表皮における細胞再生の流れ
表皮細胞再生の全体像
表皮は皮膚の最外層で、バリア機能や見た目、健康を保つために細胞が絶えず入れ替わります。再生は基底層の幹細胞から角質層までの一連のプロセスです。
1. 幹細胞の活性化
基底層にある表皮幹細胞が、損傷や通常のターンオーバーに応じて成長因子やシグナル分子に刺激され、増殖の準備をします。
2. 増殖(プロリフェレーション)
活性化した幹細胞は速やかに分裂し、娘細胞を生み出します。
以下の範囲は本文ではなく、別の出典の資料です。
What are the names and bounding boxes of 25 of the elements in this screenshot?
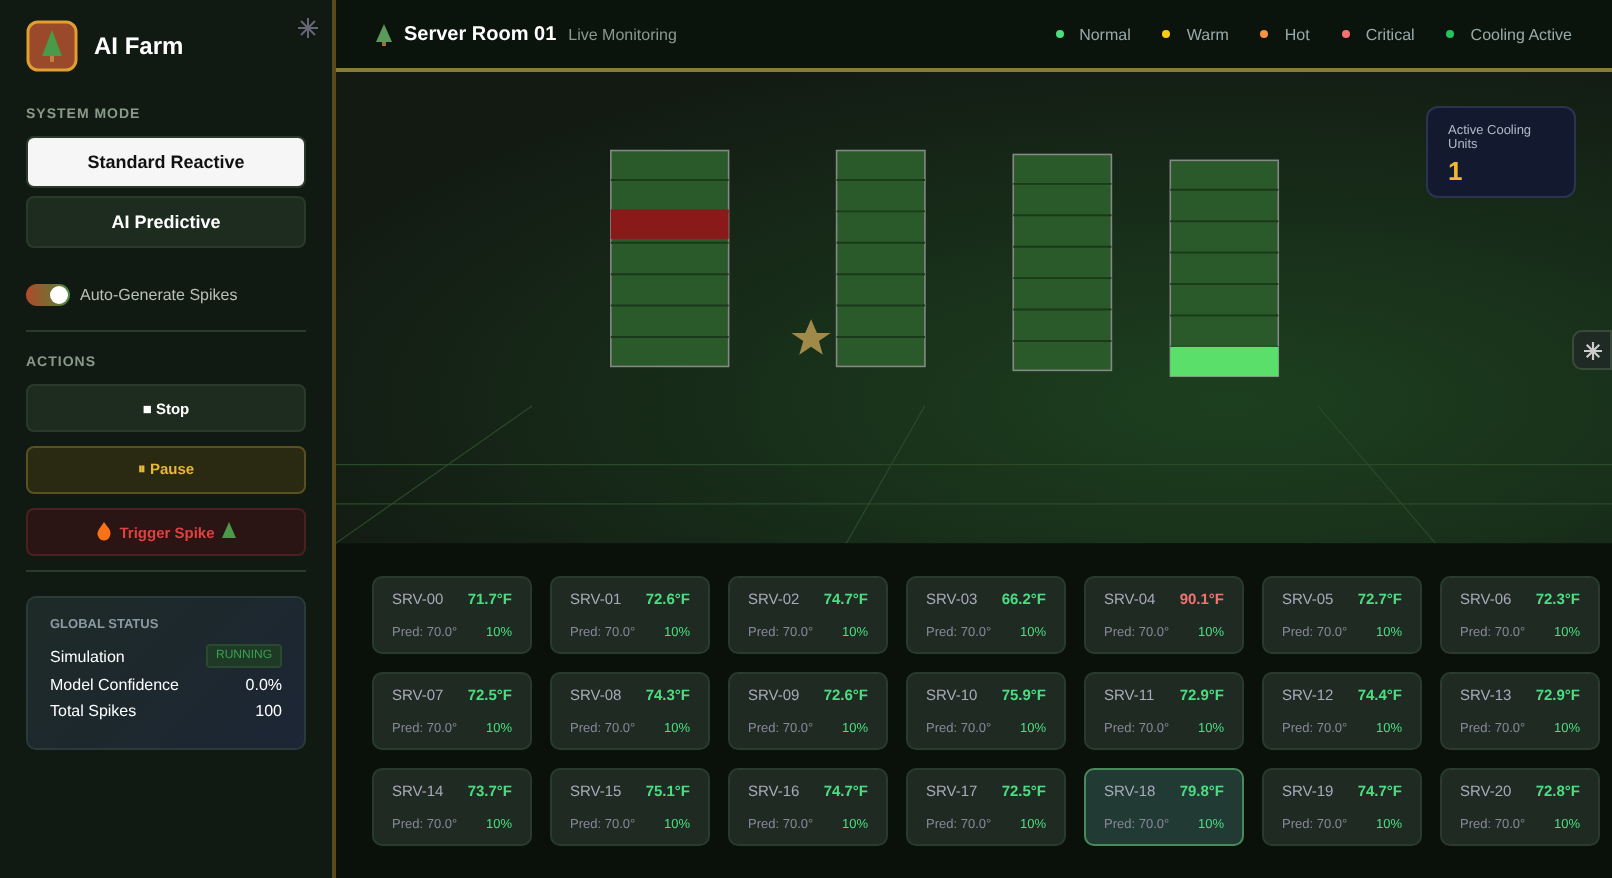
snowflake-icon xyxy=(298,18,318,38)
app-title: AI Farm xyxy=(94,32,184,60)
legend-label: Warm xyxy=(1186,25,1229,44)
settings-button[interactable] xyxy=(1572,330,1612,371)
tree-icon xyxy=(376,23,392,46)
toggle-switch[interactable] xyxy=(26,284,70,306)
tree-icon xyxy=(222,522,237,542)
cooling-count: 1 xyxy=(1448,156,1465,187)
flame-icon xyxy=(95,522,112,542)
status-value: 0.0% xyxy=(245,676,282,694)
tree-logo-icon xyxy=(26,20,78,72)
toggle-label: Auto-Generate Spikes xyxy=(80,286,238,304)
status-value: 100 xyxy=(255,702,282,720)
room-subtitle: Live Monitoring xyxy=(568,25,677,44)
legend-label: Critical xyxy=(1365,25,1415,44)
mode-button[interactable]: AI Predictive xyxy=(26,196,306,248)
mode-button[interactable]: Standard Reactive xyxy=(26,136,306,188)
snowflake-icon xyxy=(1583,341,1601,360)
legend-label: Hot xyxy=(1284,25,1310,44)
status-label: Simulation xyxy=(50,647,125,665)
room-title: Server Room 01 xyxy=(404,23,557,46)
status-label: Model Confidence xyxy=(50,676,179,694)
legend-label: Normal xyxy=(1079,25,1131,44)
legend-label: Cooling Active xyxy=(1470,25,1572,44)
status-label: Total Spikes xyxy=(50,702,137,720)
これらの娘細胞はさらに分裂を続け、基底層に増殖プールを形成します。
3. 分化
増殖細胞が基底層から上方へ移動するにつれて、ケラチノサイト、メラノサイト、ランゲルハンス細胞、メルケル細胞などの特化した表皮細胞へと分化します。分化には特定遺伝子の発現が伴い、各細胞は固有の機能を獲得します。
4. 成熟
分化した細胞は上層へと進みながら成熟します。最も多いケラチノサイトはケラチンを合成・蓄積し、皮膚に強度と弾力を与えます。メラノサイトはメラニンを産生し、色素を付与すると同時に紫外線から保護します。
5. アポトーシスと角質剥離(デスカムエーション)
細胞が最外層の角質層(ストラタム・コルネウム)に到達すると、プログラムされた細胞死(アポトーシス)を起こします。その後、死んだ細胞は徐々に剥がれ落ち、古い細胞が除去されて新しい細胞が表面に現れます。
この一連のサイクルは約28〜42日で完了します。増殖と分化のバランスが崩れると、乾癬・湿疹・皮膚がんなどの疾患につながります。